TeX as a lightweight markup language[edit]

The process_input_buffer can be put to an entirely different use, namely to preprocess input strings using some kind of lightweight markup and turn them into proper TeX.

Let's suppose one has two control sequences, \italic and \bold, taking a single argument; let's suppose furthermore that one wants to write a sentence like

This is in /italic/ and this is in *bold*.

to be processed by TeX as

This is in \italic{italic} and this is in \bold{bold}.

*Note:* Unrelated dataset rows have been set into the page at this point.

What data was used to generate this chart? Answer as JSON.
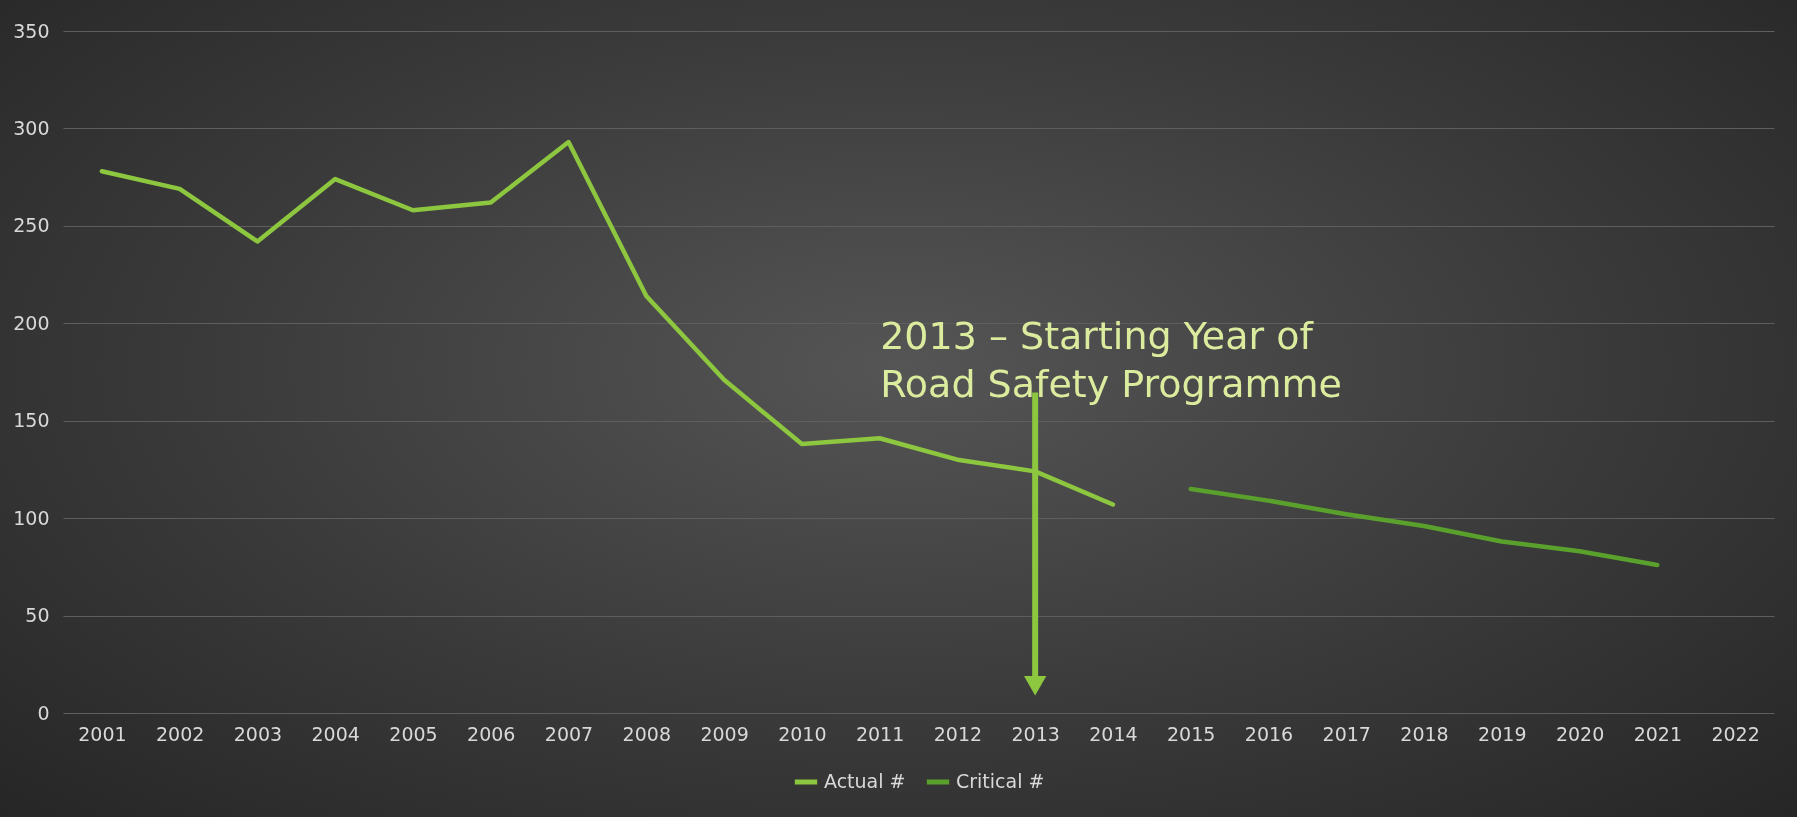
{
  "chart_data": {
    "type": "line",
    "categories": [
      "2001",
      "2002",
      "2003",
      "2004",
      "2005",
      "2006",
      "2007",
      "2008",
      "2009",
      "2010",
      "2011",
      "2012",
      "2013",
      "2014",
      "2015",
      "2016",
      "2017",
      "2018",
      "2019",
      "2020",
      "2021",
      "2022"
    ],
    "series": [
      {
        "name": "Actual #",
        "color": "#8dc63f",
        "values": [
          278,
          269,
          242,
          274,
          258,
          262,
          293,
          214,
          171,
          138,
          141,
          130,
          124,
          107,
          null,
          null,
          null,
          null,
          null,
          null,
          null,
          null
        ]
      },
      {
        "name": "Critical #",
        "color": "#5aa02c",
        "values": [
          null,
          null,
          null,
          null,
          null,
          null,
          null,
          null,
          null,
          null,
          null,
          null,
          null,
          null,
          115,
          109,
          102,
          96,
          88,
          83,
          76,
          null
        ]
      }
    ],
    "ylim": [
      0,
      350
    ],
    "yticks": [
      0,
      50,
      100,
      150,
      200,
      250,
      300,
      350
    ],
    "grid": "y",
    "legend": "bottom",
    "marker": "none",
    "line_style": "solid",
    "ref_lines": [
      {
        "axis": "x",
        "value": "2013",
        "label": "2013 – Starting Year of Road Safety Programme",
        "color": "#8dc63f"
      }
    ]
  }
}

so as to produce: `This is in italic and this is in bold.' The following code does exactly that (the use of the percent sign and of \\ without \noexpand means that this code is either in a Lua file or in the second version of \luacode as defined in Writing Lua in TeX; also, this code illustrates the registering of an anonymous function instead of a function variable as in the previous examples):

local gsub = string.gsub

  function (str)
    str = gsub(str, "/(.-)/", "\\italic{%1}")
    str = gsub(str, "%*(.-)%*", "\\bold{%1}")
    return str

What happens is that the original string is replaced with successive call to string.gsub (see the Lua reference manual), in which the captures in the patterns are replaced with themselves as arguments to the TeX function (the non-capture parts of the patterns are discarded). For instance, /a word/ yields \italic{a word}. Note that with \bold, the asterisks in the pattern must be escaped with %, otherwise they would be interpreted as magic characters. The line can then be processed by TeX as usual.

Only pairs of slashes or asterisks in the same line will be interpreted as markup, because lines are processed one by one and nothing is remembered from one line to the next (that can be implemented, but is a bit more complicated and dangerous). Hence, nothing will be in italics in the following example:

This will /not
be/ in italic.

Instead, slashes will be read.

One can add an unlimited number of replacements of the input line. For instance, here's a way to mark sections by rows of #'s:

  str = gsub(str, "^%s*#%s*(.*)", "\\section{%1}")
  str = gsub(str, "^%s*##%s*(.*)", "\\subsection{%1}")
  str = gsub(str, "^%s*###%s*(.*)", "\\subsubsection{%1}")

What is recognized as a section header is any line beginning with one, two or three hashes, ignoring space before and after. So one can write:

# A section
  ## A subsection
    ### A subsubsection

More complicated things are possible. However, using the open read file callback (only with an \input file) is preferable if subtlety is required, because it can read an entire file (or any set of lines) before changing anything. Also, the powerful LPeg library (embedded in LuaTeX) can be used instead of the default operations.

Finally, one must note that such manipulations can be dangerous or lead to unwanted results. For instance, a line such as

... the file should be contained in user/directory/myfiles...

will be processed without slashes and with directory in italics. Thus, such markup should either be used with files specially tailored for it, or contain ways to be overriden or to protect some text.